About once a year I write to you and, with a couple exceptions, you respond and even put it on the webpage. That's pretty cool. This time it isn't, to me. But maybe this is cathartic to write, so I'll just freeform it out. I am an Army officer and have been riding for 35 years. I consider myself pretty good at motocross - I studied technique since the original "Gary Bailey Teaches Rider Technique" tapes (Beta, even), watched pro races as much to soak in how the pros were riding more than caring about who wins or loses and stayed in as good of shape and rode and raced as often as I could. But the Army has a habit of moving me every couple of years. Four times they moved me to places where they've never heard about motocross and would probably kill you for doing it anyway. Other times they just moved me to places where the weather sucks. Each of these moves cost me skill, timing and fitness on the bike that caused me to have to "relearn" everything I had achieved to whatever point I was at, and reaching my ability became more difficult. And one other constraint grew in magnitude with each move - my age.  Now, instead of being young and quick-to-recover/heal, I am old and the light seems to be dimming. Motocross is my escape from things I would rather not remember, Ping. It's the place where my head is 100% focused on something fun and challenging, as opposed to something I'd rather forget, but must always face. But because of where I currently serve, once more I have to put it away for three or four months, and when I can return to it, I don't know where my head will be, let alone my skill, fitness, and timing.

My service does not make me special; though I am proud I am afforded the privilege. I am not the only rider getting older and some live permanently in cold climates where riding is possible only part of the year. Some pros grow up in those places and manage to stay fast. But I am not getting any younger and motocross is my therapy against memories that just suck. I don't want this taken away from me by age and constant moves. But military service is a passion just as strong as riding for me, Ping. What do I do? I don't want to lose this. Thanks, brother, for reading and being there for all of us.


Wade Wallace

Jumps, braking bumps, and ruts in the snow so deep you drag your radiator shrouds. So. Much. Fun.
Jumps, braking bumps, and ruts in the snow so deep you drag your radiator shrouds. So. Much. Fun.
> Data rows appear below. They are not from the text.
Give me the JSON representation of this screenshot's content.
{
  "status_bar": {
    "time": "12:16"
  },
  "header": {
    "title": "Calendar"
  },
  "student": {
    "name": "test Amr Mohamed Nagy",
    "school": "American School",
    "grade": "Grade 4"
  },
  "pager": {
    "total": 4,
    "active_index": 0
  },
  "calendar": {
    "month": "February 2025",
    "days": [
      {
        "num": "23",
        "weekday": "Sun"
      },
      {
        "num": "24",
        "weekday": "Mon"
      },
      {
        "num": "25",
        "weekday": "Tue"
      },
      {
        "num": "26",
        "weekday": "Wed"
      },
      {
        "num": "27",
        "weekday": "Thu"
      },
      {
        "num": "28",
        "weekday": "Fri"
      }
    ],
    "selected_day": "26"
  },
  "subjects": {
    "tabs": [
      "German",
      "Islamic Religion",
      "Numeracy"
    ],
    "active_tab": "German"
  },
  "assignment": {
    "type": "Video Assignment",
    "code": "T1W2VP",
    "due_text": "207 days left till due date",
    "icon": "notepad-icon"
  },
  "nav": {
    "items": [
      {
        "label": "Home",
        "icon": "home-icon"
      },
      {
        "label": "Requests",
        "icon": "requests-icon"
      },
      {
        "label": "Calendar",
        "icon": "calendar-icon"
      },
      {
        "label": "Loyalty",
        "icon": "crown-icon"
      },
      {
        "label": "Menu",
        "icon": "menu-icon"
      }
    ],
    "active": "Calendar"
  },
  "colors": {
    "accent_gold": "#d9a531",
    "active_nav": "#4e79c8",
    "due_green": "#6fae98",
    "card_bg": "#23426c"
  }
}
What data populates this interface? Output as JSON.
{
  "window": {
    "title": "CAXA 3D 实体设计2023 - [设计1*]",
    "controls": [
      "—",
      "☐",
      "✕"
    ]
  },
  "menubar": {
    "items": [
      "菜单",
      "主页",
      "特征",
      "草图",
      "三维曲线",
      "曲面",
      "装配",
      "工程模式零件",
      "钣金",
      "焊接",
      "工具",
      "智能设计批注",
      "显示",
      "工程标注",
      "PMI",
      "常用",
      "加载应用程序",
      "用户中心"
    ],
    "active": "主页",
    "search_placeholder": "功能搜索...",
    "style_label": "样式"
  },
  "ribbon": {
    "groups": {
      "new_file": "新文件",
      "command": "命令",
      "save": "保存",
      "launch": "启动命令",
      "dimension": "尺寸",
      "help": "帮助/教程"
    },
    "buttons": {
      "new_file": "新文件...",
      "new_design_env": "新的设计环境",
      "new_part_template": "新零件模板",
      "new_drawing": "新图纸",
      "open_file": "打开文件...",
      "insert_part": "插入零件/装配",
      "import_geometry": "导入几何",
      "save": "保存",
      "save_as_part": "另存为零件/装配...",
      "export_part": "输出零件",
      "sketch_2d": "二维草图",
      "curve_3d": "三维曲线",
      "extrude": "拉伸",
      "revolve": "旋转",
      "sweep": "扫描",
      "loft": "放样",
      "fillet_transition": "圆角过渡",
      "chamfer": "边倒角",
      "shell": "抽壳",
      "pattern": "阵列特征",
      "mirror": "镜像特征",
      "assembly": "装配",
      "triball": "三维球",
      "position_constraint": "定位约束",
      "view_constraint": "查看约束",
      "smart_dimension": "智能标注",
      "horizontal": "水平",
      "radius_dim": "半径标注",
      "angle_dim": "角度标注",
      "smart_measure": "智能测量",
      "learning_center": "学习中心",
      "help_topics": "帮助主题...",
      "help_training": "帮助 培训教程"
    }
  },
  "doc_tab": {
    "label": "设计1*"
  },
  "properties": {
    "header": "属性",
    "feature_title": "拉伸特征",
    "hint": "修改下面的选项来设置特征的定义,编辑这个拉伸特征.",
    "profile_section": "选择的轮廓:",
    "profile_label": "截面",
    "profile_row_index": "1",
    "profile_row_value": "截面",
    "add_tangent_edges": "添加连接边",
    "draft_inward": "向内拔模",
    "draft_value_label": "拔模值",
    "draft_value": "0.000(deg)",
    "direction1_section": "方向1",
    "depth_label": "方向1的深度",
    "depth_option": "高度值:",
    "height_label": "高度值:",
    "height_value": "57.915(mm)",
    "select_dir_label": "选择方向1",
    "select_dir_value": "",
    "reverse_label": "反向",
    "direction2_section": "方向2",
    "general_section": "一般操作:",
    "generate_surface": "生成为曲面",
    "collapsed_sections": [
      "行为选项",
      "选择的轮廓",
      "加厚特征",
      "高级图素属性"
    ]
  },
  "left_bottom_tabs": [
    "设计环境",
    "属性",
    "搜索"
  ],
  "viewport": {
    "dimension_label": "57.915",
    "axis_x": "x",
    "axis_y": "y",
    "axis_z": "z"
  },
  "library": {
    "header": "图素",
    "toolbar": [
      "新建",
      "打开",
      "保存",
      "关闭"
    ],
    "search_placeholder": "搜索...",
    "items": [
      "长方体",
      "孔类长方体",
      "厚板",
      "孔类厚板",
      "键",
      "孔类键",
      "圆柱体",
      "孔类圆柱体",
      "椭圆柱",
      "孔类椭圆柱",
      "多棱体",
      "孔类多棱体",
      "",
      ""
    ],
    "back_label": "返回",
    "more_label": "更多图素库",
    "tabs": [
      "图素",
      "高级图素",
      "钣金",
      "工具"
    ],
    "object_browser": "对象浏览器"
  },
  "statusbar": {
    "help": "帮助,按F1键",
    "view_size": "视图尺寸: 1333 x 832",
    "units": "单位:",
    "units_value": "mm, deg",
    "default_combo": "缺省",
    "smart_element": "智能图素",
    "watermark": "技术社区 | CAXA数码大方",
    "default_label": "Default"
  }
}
Thanks for your service. I’m sure you have some terrible images and memories floating around in your head and it’s good that you have an outlet for that. There are options. I don’t know how much snow there is where you’re located, but the snow bike kits by companies like Timbersled are amazing. The one day I spent riding in the snow at Mammoth Mountain was one of the single best days I’ve ever had on a bike. And if there isn’t enough snow in your area then get yourself some good, warm off-road gear and do some trail riding; a little cold weather shouldn’t stop you. Winding single track through the trees will keep your brain occupied and your face smiling, even if you do have a stream of frozen snot from your nostrils to your chin. Supermoto on a cart track? Mini moto? Road course? Find a discipline you can enjoy in your climate and do it. Let me know how it goes, Wade. Duty, Honor, Country.